Ему очень хотелось задать вопросы и ей.
Глава 5
Жена Планшона не предложила ему снять пальто, и Мегрэ за время беседы буквально упрел в жарко натопленном доме. Теперь же, попав под мелкий леденящий дождь, он почувствовал озноб. Но простудился комиссар еще раньше, в воскресенье, когда они с женой гуляли по этому кварталу.
Вместо того чтобы спуститься по улице Лепик и найти такси, Мегрэ решил повернуть налево, к площади Аббес. Ведь именно оттуда ему звонил в понедельник вечером Планшон, и это был их последний разговор.

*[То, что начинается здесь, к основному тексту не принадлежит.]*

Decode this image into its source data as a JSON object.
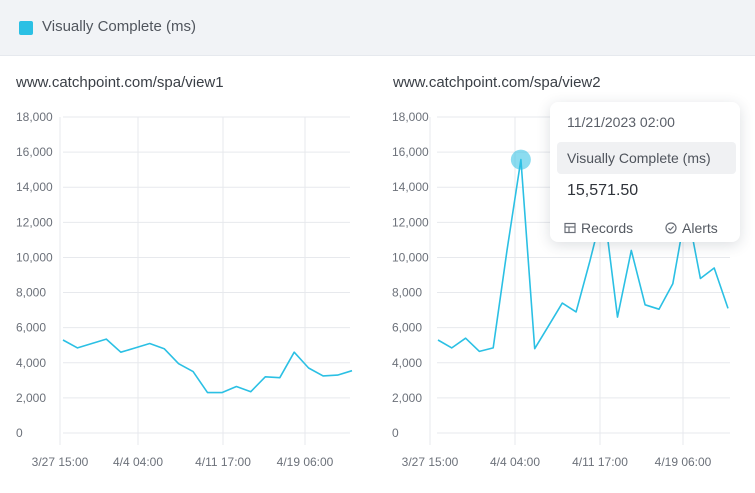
{
  "legend": {
    "label": "Visually Complete (ms)",
    "color": "#2bc0e4"
  },
  "chart_data": [
    {
      "type": "line",
      "title": "www.catchpoint.com/spa/view1",
      "xlabel": "",
      "ylabel": "",
      "ylim": [
        0,
        18000
      ],
      "yticks": [
        "18,000",
        "16,000",
        "14,000",
        "12,000",
        "10,000",
        "8,000",
        "6,000",
        "4,000",
        "2,000",
        "0"
      ],
      "xticks": [
        "3/27 15:00",
        "4/4 04:00",
        "4/11 17:00",
        "4/19 06:00"
      ],
      "grid": true,
      "series": [
        {
          "color": "#2bc0e4",
          "values": [
            5300,
            4850,
            5100,
            5350,
            4600,
            4850,
            5100,
            4800,
            3950,
            3500,
            2300,
            2300,
            2650,
            2350,
            3200,
            3150,
            4600,
            3700,
            3250,
            3300,
            3550
          ]
        }
      ]
    },
    {
      "type": "line",
      "title": "www.catchpoint.com/spa/view2",
      "xlabel": "",
      "ylabel": "",
      "ylim": [
        0,
        18000
      ],
      "yticks": [
        "18,000",
        "16,000",
        "14,000",
        "12,000",
        "10,000",
        "8,000",
        "6,000",
        "4,000",
        "2,000",
        "0"
      ],
      "xticks": [
        "3/27 15:00",
        "4/4 04:00",
        "4/11 17:00",
        "4/19 06:00"
      ],
      "grid": true,
      "highlight_index": 6,
      "series": [
        {
          "color": "#2bc0e4",
          "values": [
            5300,
            4850,
            5400,
            4650,
            4850,
            10400,
            15571.5,
            4800,
            6100,
            7400,
            6900,
            9800,
            12900,
            6600,
            10400,
            7300,
            7050,
            8500,
            12900,
            8800,
            9400,
            7100
          ]
        }
      ]
    }
  ],
  "tooltip": {
    "datetime": "11/21/2023  02:00",
    "series_label": "Visually Complete (ms)",
    "value": "15,571.50",
    "records_label": "Records",
    "alerts_label": "Alerts",
    "records_icon": "table-icon",
    "alerts_icon": "check-circle-icon"
  }
}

Еще больше, чем площадь Тертр, ставшая местом паломничества туристов, площадь Аббес с ее станцией метро, театром «Ателье», похожим на игрушку или декорацию, с ее кабачками и лавками напоминала комиссару подлинный народный Монмартр. Он вспомнил, что, когда впервые после прибытия в Париж посетил этот квартал, стояло холодное, но солнечное весеннее утро. Ему тогда даже почудилось, что перед ним одна из картин Утрильо.
Толпа небогатых, живших поблизости, прохожих смахивала на толчею городского, скорее далее деревенского, рынка, поскольку все здесь знали друг друга.
Комиссару было известно, что некоторые старожилы никогда в жизни не покидали пределы этого квартала. Здесь находились лавки, которые из поколения в поколение передавались от родителей детям.
Мегрэ заглянул через окна в несколько близлежащих кафе и наконец заметил в одном из них небольшой современный кассовый аппарат. Звук такого аппарата он слышал в телефонной трубке, когда ему звонил Планшон.
Внутри было тепло, приятно пахло кухней и хорошим вином. Десяток столиков были накрыты бумажными скатертями. Перед входом меню на грифельной доске указывало, что на обед здесь подавали сосиски с картофельным пюре.